Why Supplements Have Become So Common
Over time, daily life has changed:
• Long indoor hours reduce sunlight exposure
• Busy routines push people toward packaged foods
• Many eat away from home, missing traditional cooking
• Heavy oils and spices strain digestion
• Overcooking destroys delicate nutrients
And social media quietly suggests that without supplements, something is missing.
In this space of uncertainty, many people reach for pills hoping to protect their health.
When Supplements Can Be Helpful
Supplements do have a place in certain situations:
• Vitamin D when sunlight is limited
• Vitamin B12 for strict vegetarians, vegans, or older adults
• Iron when there is confirmed anaemia
• Folic acid and calcium during pregnancy
Here, supplements support the body while it regains balance — they are not meant to replace food or lifestyle.
Listening Through Blood Tests
Before adding a pill, it helps to understand what the body truly needs:
- Confirm deficiencies through testing
- Use supplements for a defined period
- Re-check levels as the body improves
- Gradually return to nourishment through food, rest, movement, and sunlight
In this way, supplements become bridges — not permanent crutches.
The Gut’s Quiet Role
Even the best supplement will struggle to help if the gut is not well.
The intestines are home to bacteria that:
• Help absorb minerals like iron and calcium
• Produce vitamins such as K, B12, folate, and biotin
When this balance is disturbed, absorption weakens.
In simple terms, without a healthy gut, even good supplements may pass through without much effect.
Traditional Kerala foods have always supported gut balance — pazhamkanji, curd, buttermilk, kanji with payar, idli, dosa, fermented pickles, amla, and lemon all quietly nurture this inner ecosystem.
Using Supplements With Awareness
Taking supplements without understanding can sometimes create imbalance: • Fat-soluble vitamins (A, D, E, K) can accumulate • Excess iron can irritate the stomach and strain the liver • Pills can give a false sense of health while habits remain unchanged
This is why food, not capsules, remains the foundation.
⸻We are fortunate to live in a land rich with nourishing, living foods.

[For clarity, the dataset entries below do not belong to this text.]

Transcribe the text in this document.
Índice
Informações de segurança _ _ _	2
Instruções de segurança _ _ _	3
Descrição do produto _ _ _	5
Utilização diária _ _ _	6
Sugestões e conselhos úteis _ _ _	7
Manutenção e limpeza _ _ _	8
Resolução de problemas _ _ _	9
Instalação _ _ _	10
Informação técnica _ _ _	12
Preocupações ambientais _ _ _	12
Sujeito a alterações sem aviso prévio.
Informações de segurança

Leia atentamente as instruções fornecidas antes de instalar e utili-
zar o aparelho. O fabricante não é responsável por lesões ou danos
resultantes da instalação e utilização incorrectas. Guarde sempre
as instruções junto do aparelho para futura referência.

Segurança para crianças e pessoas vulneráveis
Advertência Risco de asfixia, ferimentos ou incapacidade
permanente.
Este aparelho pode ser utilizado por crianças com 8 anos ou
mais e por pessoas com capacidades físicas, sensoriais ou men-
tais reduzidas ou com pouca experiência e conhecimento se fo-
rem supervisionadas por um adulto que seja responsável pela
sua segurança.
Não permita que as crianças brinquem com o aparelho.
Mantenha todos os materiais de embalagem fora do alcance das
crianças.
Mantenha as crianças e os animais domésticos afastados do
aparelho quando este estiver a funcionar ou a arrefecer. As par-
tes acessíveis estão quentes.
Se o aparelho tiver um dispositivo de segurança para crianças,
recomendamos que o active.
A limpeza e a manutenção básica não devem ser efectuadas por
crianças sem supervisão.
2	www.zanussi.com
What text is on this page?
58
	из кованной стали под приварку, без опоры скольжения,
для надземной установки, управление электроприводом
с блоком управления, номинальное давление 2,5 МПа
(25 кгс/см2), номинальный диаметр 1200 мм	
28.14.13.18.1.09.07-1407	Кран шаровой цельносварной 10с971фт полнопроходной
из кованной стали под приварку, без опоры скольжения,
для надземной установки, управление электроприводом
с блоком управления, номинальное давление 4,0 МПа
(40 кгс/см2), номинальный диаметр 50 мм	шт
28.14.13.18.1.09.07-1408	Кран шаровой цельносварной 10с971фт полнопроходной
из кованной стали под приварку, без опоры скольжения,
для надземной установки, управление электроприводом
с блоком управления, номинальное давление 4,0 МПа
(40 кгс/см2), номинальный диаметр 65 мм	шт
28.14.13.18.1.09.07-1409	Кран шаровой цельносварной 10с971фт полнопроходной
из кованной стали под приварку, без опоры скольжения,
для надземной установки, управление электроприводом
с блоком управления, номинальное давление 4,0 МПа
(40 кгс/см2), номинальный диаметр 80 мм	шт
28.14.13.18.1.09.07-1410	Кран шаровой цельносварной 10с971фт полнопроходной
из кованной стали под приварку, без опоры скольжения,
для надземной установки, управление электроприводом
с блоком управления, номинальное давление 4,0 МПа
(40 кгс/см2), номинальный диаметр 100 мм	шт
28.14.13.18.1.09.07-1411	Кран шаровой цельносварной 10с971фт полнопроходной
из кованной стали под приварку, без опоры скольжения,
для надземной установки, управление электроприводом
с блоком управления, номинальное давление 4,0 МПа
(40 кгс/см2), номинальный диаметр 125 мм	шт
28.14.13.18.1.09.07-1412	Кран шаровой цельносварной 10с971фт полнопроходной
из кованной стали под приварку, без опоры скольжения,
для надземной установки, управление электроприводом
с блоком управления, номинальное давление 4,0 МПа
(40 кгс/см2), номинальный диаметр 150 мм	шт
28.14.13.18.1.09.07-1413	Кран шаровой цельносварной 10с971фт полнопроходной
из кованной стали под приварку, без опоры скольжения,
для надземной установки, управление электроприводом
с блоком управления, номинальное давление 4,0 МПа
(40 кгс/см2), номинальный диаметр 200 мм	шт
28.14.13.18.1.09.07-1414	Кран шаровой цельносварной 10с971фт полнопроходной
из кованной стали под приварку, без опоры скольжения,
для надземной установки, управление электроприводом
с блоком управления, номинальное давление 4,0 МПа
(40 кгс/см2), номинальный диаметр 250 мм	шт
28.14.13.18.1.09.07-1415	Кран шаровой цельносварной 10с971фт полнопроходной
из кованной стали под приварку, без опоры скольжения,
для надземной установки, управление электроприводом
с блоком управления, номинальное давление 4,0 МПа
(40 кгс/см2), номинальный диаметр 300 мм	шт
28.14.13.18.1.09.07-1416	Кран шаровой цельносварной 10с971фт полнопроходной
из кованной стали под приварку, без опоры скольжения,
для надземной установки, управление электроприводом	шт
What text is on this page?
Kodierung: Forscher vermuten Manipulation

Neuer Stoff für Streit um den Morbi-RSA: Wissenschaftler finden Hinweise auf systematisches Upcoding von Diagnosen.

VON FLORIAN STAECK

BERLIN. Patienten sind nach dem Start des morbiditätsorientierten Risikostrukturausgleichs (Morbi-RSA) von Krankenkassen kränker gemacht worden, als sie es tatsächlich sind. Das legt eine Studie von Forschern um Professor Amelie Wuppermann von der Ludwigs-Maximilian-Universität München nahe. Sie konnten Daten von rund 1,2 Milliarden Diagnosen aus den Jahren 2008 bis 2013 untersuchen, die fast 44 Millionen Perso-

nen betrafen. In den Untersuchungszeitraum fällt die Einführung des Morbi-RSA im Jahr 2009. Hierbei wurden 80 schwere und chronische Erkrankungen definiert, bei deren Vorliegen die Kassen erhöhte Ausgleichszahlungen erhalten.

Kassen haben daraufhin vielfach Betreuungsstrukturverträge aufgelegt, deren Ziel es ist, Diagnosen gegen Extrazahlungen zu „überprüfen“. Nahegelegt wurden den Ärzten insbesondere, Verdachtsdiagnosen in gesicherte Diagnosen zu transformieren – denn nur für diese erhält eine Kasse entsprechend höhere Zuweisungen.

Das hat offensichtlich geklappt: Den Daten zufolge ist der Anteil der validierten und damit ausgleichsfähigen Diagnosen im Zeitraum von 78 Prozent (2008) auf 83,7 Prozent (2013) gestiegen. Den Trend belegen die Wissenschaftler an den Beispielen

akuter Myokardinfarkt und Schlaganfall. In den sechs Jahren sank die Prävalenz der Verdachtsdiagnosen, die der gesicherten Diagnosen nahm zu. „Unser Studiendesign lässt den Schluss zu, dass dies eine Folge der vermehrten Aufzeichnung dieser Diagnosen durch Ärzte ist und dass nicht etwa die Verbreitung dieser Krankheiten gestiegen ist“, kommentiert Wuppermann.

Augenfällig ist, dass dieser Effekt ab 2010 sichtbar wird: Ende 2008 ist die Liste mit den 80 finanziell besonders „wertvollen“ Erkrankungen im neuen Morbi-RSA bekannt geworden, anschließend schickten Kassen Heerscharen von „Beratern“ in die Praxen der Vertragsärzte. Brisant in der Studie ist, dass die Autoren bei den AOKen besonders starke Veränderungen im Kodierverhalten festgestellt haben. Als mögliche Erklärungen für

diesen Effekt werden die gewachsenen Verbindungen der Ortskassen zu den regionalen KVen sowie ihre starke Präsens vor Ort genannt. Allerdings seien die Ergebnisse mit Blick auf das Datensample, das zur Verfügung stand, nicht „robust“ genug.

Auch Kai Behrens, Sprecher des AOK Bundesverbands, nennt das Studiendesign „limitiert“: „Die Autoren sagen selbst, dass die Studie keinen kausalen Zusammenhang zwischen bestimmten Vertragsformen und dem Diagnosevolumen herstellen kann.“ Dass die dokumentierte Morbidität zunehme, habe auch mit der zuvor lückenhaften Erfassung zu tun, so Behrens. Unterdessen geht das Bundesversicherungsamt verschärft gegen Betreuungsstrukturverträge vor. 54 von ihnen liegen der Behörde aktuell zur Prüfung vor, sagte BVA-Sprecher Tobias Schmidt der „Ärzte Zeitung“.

Supplements have their place — but the heart of health still lies in simple meals, steady routines, sunlight, and movement.
In a warm bowl of kanji, a plate of matta rice with vegetables, or a glass of buttermilk, the body often finds what it is quietly asking for.
Before reaching for the next trending pill, it may help to pause — and listen to what the body already knows.